Maritime security cooperation important for Seychelles, president says
President Faure was invited to share the Seychelles’ experience and provide an update on the previously registered commitments made in 2016. (State House)
(Seychelles News Agency) - The importance of maritime security cooperation for Seychelles was highlighted by the island nation’s president at the Ocean Conference in Malta on Thursday.
The Seychelles’ head of state Danny Faure said, “Because of our limited and competing resources, it is particularly important that we have a well-thought-out maritime security strategy, and this is thus our commitment and we welcome any cooperation that may be extended to us in this regard.”
Faure was speaking to world leaders, entrepreneurs, civil society leaders, scientists and researchers at a high-level panel discussion on maritime security on the opening day of the Ocean Conference.
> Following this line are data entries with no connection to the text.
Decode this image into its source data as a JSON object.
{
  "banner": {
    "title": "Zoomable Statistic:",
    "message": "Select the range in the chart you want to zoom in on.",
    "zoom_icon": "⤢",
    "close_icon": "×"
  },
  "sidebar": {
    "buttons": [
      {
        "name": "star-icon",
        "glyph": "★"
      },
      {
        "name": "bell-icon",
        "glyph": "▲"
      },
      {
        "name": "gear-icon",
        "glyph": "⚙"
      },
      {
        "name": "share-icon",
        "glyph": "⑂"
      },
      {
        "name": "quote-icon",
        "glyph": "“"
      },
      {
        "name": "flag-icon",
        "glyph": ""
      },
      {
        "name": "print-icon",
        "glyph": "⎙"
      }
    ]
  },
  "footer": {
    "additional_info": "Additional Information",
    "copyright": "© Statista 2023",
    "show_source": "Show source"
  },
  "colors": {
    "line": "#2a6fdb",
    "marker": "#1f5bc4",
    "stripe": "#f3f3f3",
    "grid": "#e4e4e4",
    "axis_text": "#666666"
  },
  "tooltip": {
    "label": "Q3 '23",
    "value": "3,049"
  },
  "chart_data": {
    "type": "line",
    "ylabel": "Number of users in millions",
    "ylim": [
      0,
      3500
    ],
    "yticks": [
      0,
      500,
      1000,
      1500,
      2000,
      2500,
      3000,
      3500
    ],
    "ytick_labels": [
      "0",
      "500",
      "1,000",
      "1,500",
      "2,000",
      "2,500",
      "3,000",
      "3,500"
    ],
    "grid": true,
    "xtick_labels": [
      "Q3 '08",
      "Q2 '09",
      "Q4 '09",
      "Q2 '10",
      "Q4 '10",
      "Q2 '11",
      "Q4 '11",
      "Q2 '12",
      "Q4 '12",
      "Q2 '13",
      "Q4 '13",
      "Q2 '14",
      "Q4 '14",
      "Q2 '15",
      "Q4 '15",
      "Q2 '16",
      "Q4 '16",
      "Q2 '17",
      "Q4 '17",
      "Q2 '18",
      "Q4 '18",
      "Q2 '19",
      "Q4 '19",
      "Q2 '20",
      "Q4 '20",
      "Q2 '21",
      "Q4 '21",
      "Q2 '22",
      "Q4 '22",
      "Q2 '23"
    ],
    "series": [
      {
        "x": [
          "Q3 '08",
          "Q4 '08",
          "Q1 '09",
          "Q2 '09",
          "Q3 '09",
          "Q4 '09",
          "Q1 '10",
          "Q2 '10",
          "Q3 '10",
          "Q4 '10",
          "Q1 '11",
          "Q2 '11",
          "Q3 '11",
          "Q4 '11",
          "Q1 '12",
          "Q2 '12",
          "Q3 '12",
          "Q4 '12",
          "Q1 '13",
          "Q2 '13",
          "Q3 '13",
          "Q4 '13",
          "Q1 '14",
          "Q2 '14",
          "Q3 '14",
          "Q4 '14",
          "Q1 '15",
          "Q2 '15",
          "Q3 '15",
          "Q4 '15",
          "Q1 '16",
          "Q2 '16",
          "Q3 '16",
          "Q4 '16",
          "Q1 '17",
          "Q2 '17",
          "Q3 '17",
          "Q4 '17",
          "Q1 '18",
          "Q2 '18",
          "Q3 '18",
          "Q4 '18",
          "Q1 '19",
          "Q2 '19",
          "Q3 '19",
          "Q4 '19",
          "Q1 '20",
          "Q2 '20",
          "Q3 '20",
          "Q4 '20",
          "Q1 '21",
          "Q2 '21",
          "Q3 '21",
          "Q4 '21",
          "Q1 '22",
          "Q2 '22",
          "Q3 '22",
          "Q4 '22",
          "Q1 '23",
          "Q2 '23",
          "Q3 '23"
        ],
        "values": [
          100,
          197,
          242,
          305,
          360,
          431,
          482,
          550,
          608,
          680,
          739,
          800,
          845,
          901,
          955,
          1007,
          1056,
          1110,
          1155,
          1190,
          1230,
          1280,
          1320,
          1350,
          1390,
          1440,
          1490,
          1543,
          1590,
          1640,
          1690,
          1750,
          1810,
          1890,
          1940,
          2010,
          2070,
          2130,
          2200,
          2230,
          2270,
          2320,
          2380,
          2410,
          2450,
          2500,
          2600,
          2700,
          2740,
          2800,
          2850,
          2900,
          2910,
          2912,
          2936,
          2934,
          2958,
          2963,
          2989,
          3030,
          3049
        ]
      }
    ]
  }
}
President Faure was invited to share the Seychelles’ experience and provide an update on the previously registered commitments made in 2016. The commitments included the issuance of the first Blue Bonds in support of sustainable fisheries, the debt swap to develop a marine spatial plan of the island nation’s Exclusive Economic Zone and designate 30 percent as marine protected areas,
“Maritime security is an extremely important component of the sustainable development of the ocean economy. One of the expected results of the blue economy strategy is greater protection for Seychelles’ ocean space,” said Faure.
The Seychelles archipelago in the western Indian Ocean has an Exclusive Economic Zone of 1.37 million square kilometres around its 115 islands, a fact that makes detection of irregular and unlawful activities at sea difficult.
The Ocean Conference which started in 2014 was organised under the theme ‘An Ocean for Life’ and hosted by the European Union from October 5–6.
Prince Charles, the Prince of Wales, was the keynote speaker at the fourth edition of the conference.
According to the news agency maltatoday, the Prince of Wales said that the problems facing the protection of the oceans were not only enormous but “also systemic and interrelated” and their remedy can only be found by building a consensus across a wide range of stakeholders and communities.
Malta today said by way of example, Prince Charles referred to a decision taken by Canada 25 years ago to protect the Northern cod stocks on the Grand Banks by closing a fishery that had all but collapsed due to mismanagement and overfishing.
Other panel sessions of the conference focused on marine pollution, marine protection and climate-related impacts on the ocean.
The Ocean Conference welcomed participants from around the globe to reaffirm many of the voluntary commitments made at recent United Nation’s conference in support to the implementation of Sustainable Development Goal 14 held in June this year.